I have used GB Fly Shop’s rod building materials to assemble several very functional and attractive fly rods over the years. I’ve built light, fast little three weights for panfish and small creek trout all the way up to a massive, brutal twelve weight rod for throwing large, bulky flies to my Gulf Coast bull redfish.

But this new rod will be for a special purpose. I have need of a rod that is made for saltwater beach fishing for smaller jacks, ladyfish, slot size redfish, and other inshore species. I need a rod strong enough to handle occasional large, strong fish, yet light enough not wear me down over a long day’s fly casting from the beach. I figured a seven-weight graphite would be just about right, and thanks to GBFS’s wide selection of blanks which come in different colors, I ordered a dark blue blank with gold guides and reel seat- very attractive.

The Parts

As all the rod blanks and other rod elements I’ve received from GB Fly Shop, this new rod had full complement of elements, and they all went together quite well- no modification was needed.

The rod handle is a lovely cork with darker cork accents, and it feels very good in hand.

I wrapped the line guides in a black thread- it’s what I use for almost all of my self- made rods, and I think it looks quite good on all colors.

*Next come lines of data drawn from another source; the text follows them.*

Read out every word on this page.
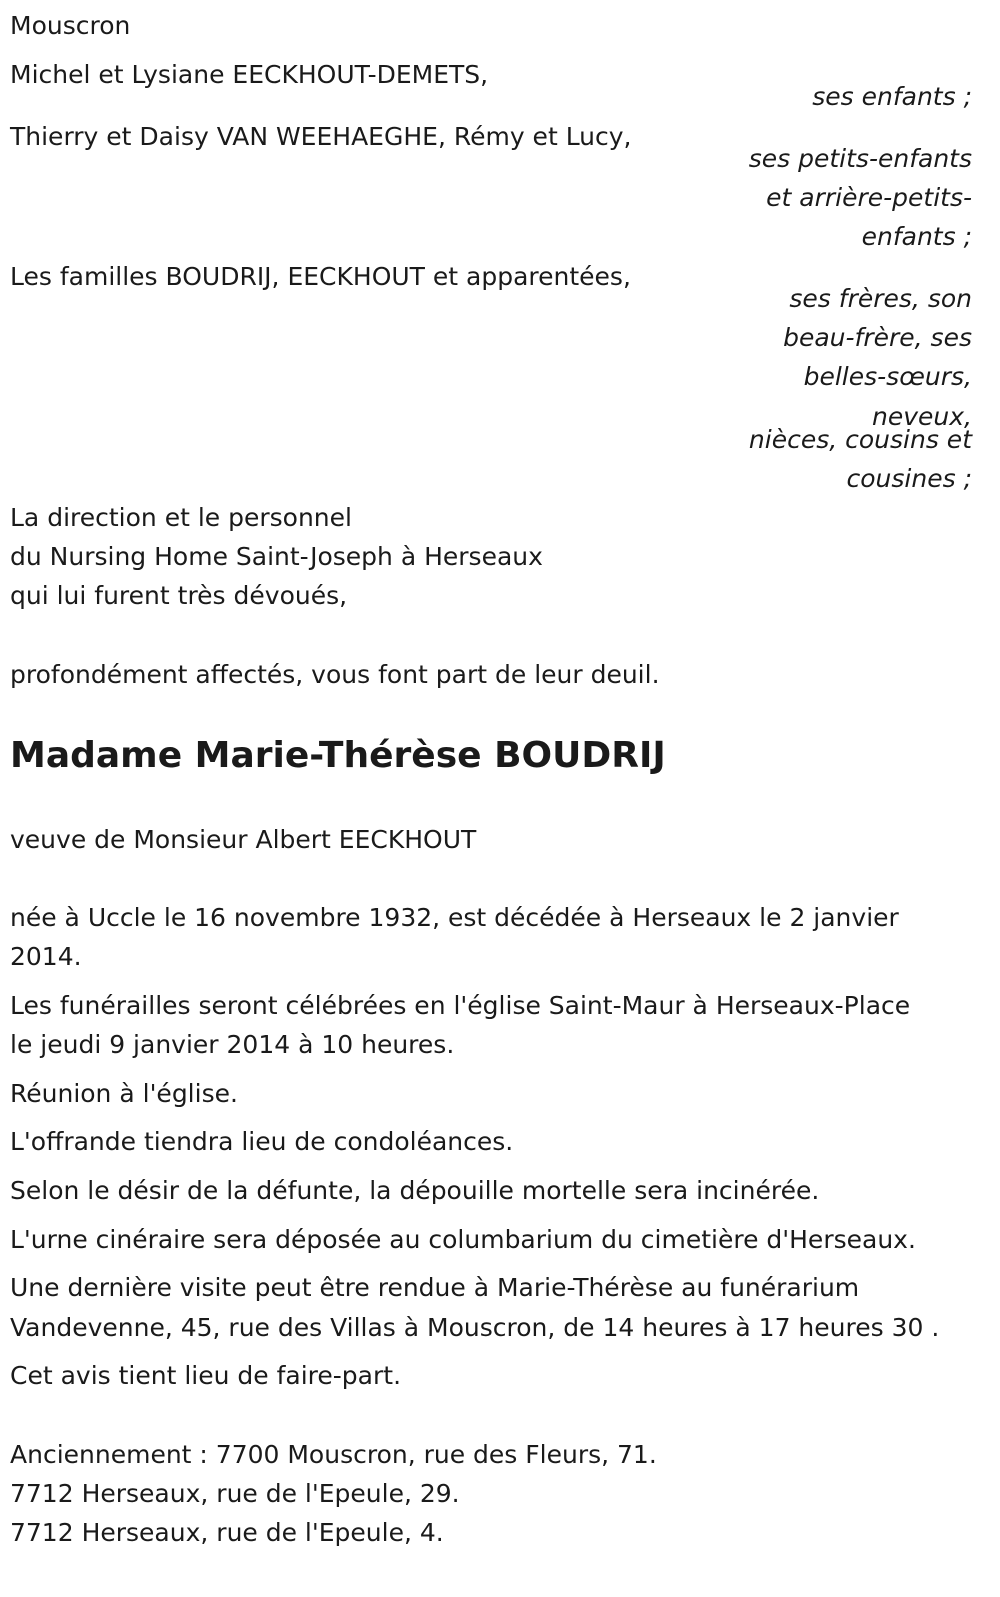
Mouscron
Michel et Lysiane EECKHOUT-DEMETS,
ses enfants ;
Thierry et Daisy VAN WEEHAEGHE, Rémy et Lucy,
ses petits-enfants
et arrière-petits-
enfants ;
Les familles BOUDRIJ, EECKHOUT et apparentées,
ses frères, son
beau-frère, ses
belles-sœurs,
neveux,
nièces, cousins et
cousines ;
La direction et le personnel
du Nursing Home Saint-Joseph à Herseaux
qui lui furent très dévoués,
profondément affectés, vous font part de leur deuil.
Madame Marie-Thérèse BOUDRIJ
veuve de Monsieur Albert EECKHOUT
née à Uccle le 16 novembre 1932, est décédée à Herseaux le 2 janvier
2014.
Les funérailles seront célébrées en l'église Saint-Maur à Herseaux-Place
le jeudi 9 janvier 2014 à 10 heures.
Réunion à l'église.
L'offrande tiendra lieu de condoléances.
Selon le désir de la défunte, la dépouille mortelle sera incinérée.
L'urne cinéraire sera déposée au columbarium du cimetière d'Herseaux.
Une dernière visite peut être rendue à Marie-Thérèse au funérarium
Vandevenne, 45, rue des Villas à Mouscron, de 14 heures à 17 heures 30 .
Cet avis tient lieu de faire-part.
Anciennement : 7700 Mouscron, rue des Fleurs, 71.
7712 Herseaux, rue de l'Epeule, 29.
7712 Herseaux, rue de l'Epeule, 4.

The gold guides and other metal parts of the rod are smooth, with no sharp or unfinished points and edges. The guides were easy to wrap and didn’t bunch up the thread as I laid the wraps over the foot of each line guide. All parts were high quality and easy to work with.

The Assembly

Each rod builder has her/his own process and procedure when it comes to putting a rod together, and I have certainly worked out my own way or putting parts into a whole.

Using the handy guide spacing table provided on the GB Fly Shops website, I was able to plot out where each line guide went, mark the location, and then apply the foot for finished wrapping. I found that the epoxy thread seal is much faster and quicker to set when the rod is being built in hot, full-summer conditions rather than cooler winter conditions. The thread seal started to set up as I was finishing the brush-applied sealant to the wrapped thread for the guides, and by next morning, the rod was fully fishable.

The Results

The rod parts and blank from GB Fly Shop were all first-rate, no problems at all, and I think the color combination is quite attractive. The gold and blue seem to work together quite well. The rod shows typical graphite rod quickness and flex.

The cork handle is very comfortable in hand, and the cork is smooth and well-finished, so it should last a long time even with hard use. In use, the rod loads quickly and moves the line quickly as the cast begins. My casting skills are not great, but this rod seems to work around my weakness well, and it puts the line and the fly out there.

And when I hooked and played ladyfish from the beach- the goal of this particular fly rod- I had a blast playing the fish and landing them. This rod showed no signs of being too weak or too stiff for these feisty two-to-three-pound high jumpers. I’d say this rod build turned out just about perfect- and I only need to get back to the beach to pesty those ladyfish and jacks again.

I’d say day after tomorrow ought to be just about right.